13. In Hukam Chand v. State of Haryana, (1996)5 SCC 164, the Apex Court held that the remedy Under Section 28-A(1) is available only to the claimants who received compensation without protest and who did not avail of the remedy Under Section 18. The Court also negatived the plea that the denial of remedy to those who availed of remedy of reference Under Section 18 of the Act amounts to invidious discrimination violating Article 14 of the Constitution.
14. In The Scheduled Caste Co-operative Land Owing Society Ltd. v. Union of India, A.I.R. 1991 SC 730, a Three Judges Bench held that the benefit of Section 28-A(1) of the Act is available to only those claimants who failed to seek a reference Under Section 18 of the Act. The Court also held that a claimant who has sought and secured reference Under Section 18 of the Act cannot apply Under Section 28-A of the Act.
15. In Ambey Devi v. State of Bihar, A.I.R. 1996 SC 1513 and Ramesh Singh v. State of Haryana, A.I.R. 1996 S.C. 3066, their Lordships have held that the payment of higher compensation to one co-owner of acquired land and denial thereof to the other co-owner does not involve violation of Article 14 of the Constitution.
16. In Mewa Ram’s case (supra), their Lordships held that the Land Acquisition Act does not provide for re-opening of award, which becomes final and conclusive, except Under Section 28-A and also that Section 28-A can be restored to only on fulfilment of the conditions contained therein.
17. In view of the principles laid down in the aforementioned decisions of the : Apex Court, we do not have the slightest hesitation to conclude that the application filed by the appellant under Order 47, Rule 1 read with Section 151 of the Code of Civil Procedure for payment of enhanced compensation was not maintainable and the learned District Judge did not have the jurisdiction to review the award made on 28.1.1980 by invoking Section 28-A of the Act.
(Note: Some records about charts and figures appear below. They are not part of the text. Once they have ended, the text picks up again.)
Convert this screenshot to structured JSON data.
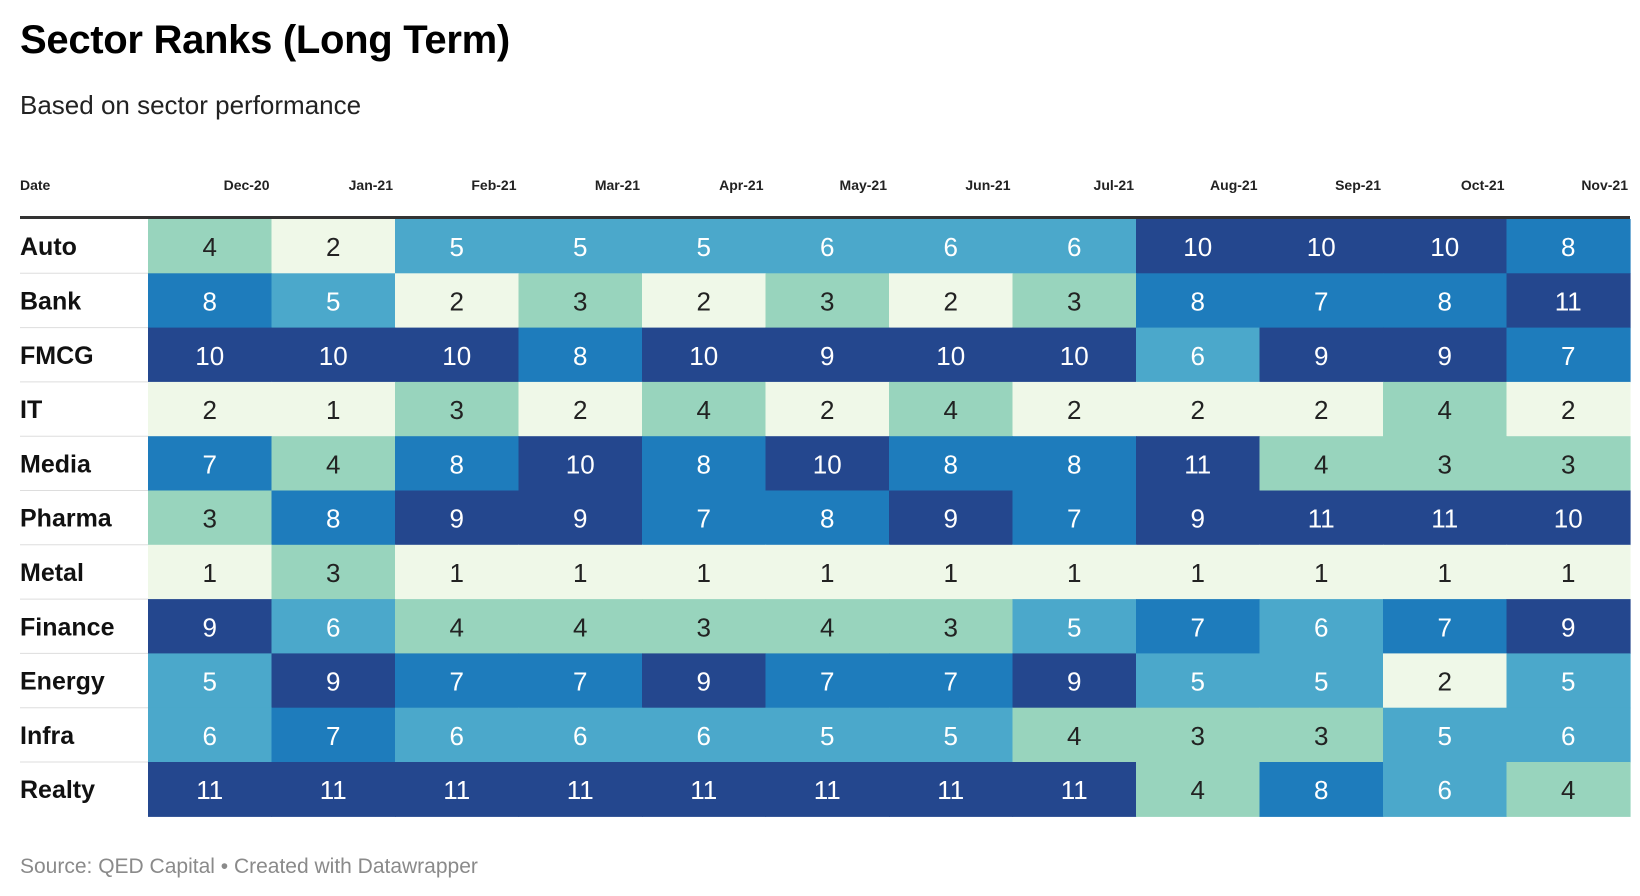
{
  "title": "Sector Ranks (Long Term)",
  "subtitle": "Based on sector performance",
  "footer": "Source: QED Capital • Created with Datawrapper",
  "colors": {
    "1": "#eff8e8",
    "2": "#eff8e8",
    "3": "#98d4bd",
    "4": "#98d4bd",
    "5": "#4ba8cb",
    "6": "#4ba8cb",
    "7": "#1e7cbc",
    "8": "#1e7cbc",
    "9": "#24478e",
    "10": "#24478e",
    "11": "#24478e",
    "text_dark": "#222222",
    "text_light": "#ffffff",
    "rule": "#333333",
    "gridline": "#dddddd"
  },
  "chart_data": {
    "type": "heatmap",
    "row_header": "Date",
    "columns": [
      "Dec-20",
      "Jan-21",
      "Feb-21",
      "Mar-21",
      "Apr-21",
      "May-21",
      "Jun-21",
      "Jul-21",
      "Aug-21",
      "Sep-21",
      "Oct-21",
      "Nov-21"
    ],
    "rows": [
      {
        "label": "Auto",
        "values": [
          4,
          2,
          5,
          5,
          5,
          6,
          6,
          6,
          10,
          10,
          10,
          8
        ]
      },
      {
        "label": "Bank",
        "values": [
          8,
          5,
          2,
          3,
          2,
          3,
          2,
          3,
          8,
          7,
          8,
          11
        ]
      },
      {
        "label": "FMCG",
        "values": [
          10,
          10,
          10,
          8,
          10,
          9,
          10,
          10,
          6,
          9,
          9,
          7
        ]
      },
      {
        "label": "IT",
        "values": [
          2,
          1,
          3,
          2,
          4,
          2,
          4,
          2,
          2,
          2,
          4,
          2
        ]
      },
      {
        "label": "Media",
        "values": [
          7,
          4,
          8,
          10,
          8,
          10,
          8,
          8,
          11,
          4,
          3,
          3
        ]
      },
      {
        "label": "Pharma",
        "values": [
          3,
          8,
          9,
          9,
          7,
          8,
          9,
          7,
          9,
          11,
          11,
          10
        ]
      },
      {
        "label": "Metal",
        "values": [
          1,
          3,
          1,
          1,
          1,
          1,
          1,
          1,
          1,
          1,
          1,
          1
        ]
      },
      {
        "label": "Finance",
        "values": [
          9,
          6,
          4,
          4,
          3,
          4,
          3,
          5,
          7,
          6,
          7,
          9
        ]
      },
      {
        "label": "Energy",
        "values": [
          5,
          9,
          7,
          7,
          9,
          7,
          7,
          9,
          5,
          5,
          2,
          5
        ]
      },
      {
        "label": "Infra",
        "values": [
          6,
          7,
          6,
          6,
          6,
          5,
          5,
          4,
          3,
          3,
          5,
          6
        ]
      },
      {
        "label": "Realty",
        "values": [
          11,
          11,
          11,
          11,
          11,
          11,
          11,
          11,
          4,
          8,
          6,
          4
        ]
      }
    ]
  }
}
The judgments relied upon by Shri Dhiman do not in any manner help the case of the appellant because in neither of those decisions, scope of Section 28-A of the Act or the maintainability of the application under Order 47 Rule 1 read with Section 151 of the Code of Civil Procedure has been considered and decided.
18. For the reasons mentioned above, the appeal is dismissed. However, the appellant is not saddled with costs because no one has appeared on behalf of the respondent to contest the appeal.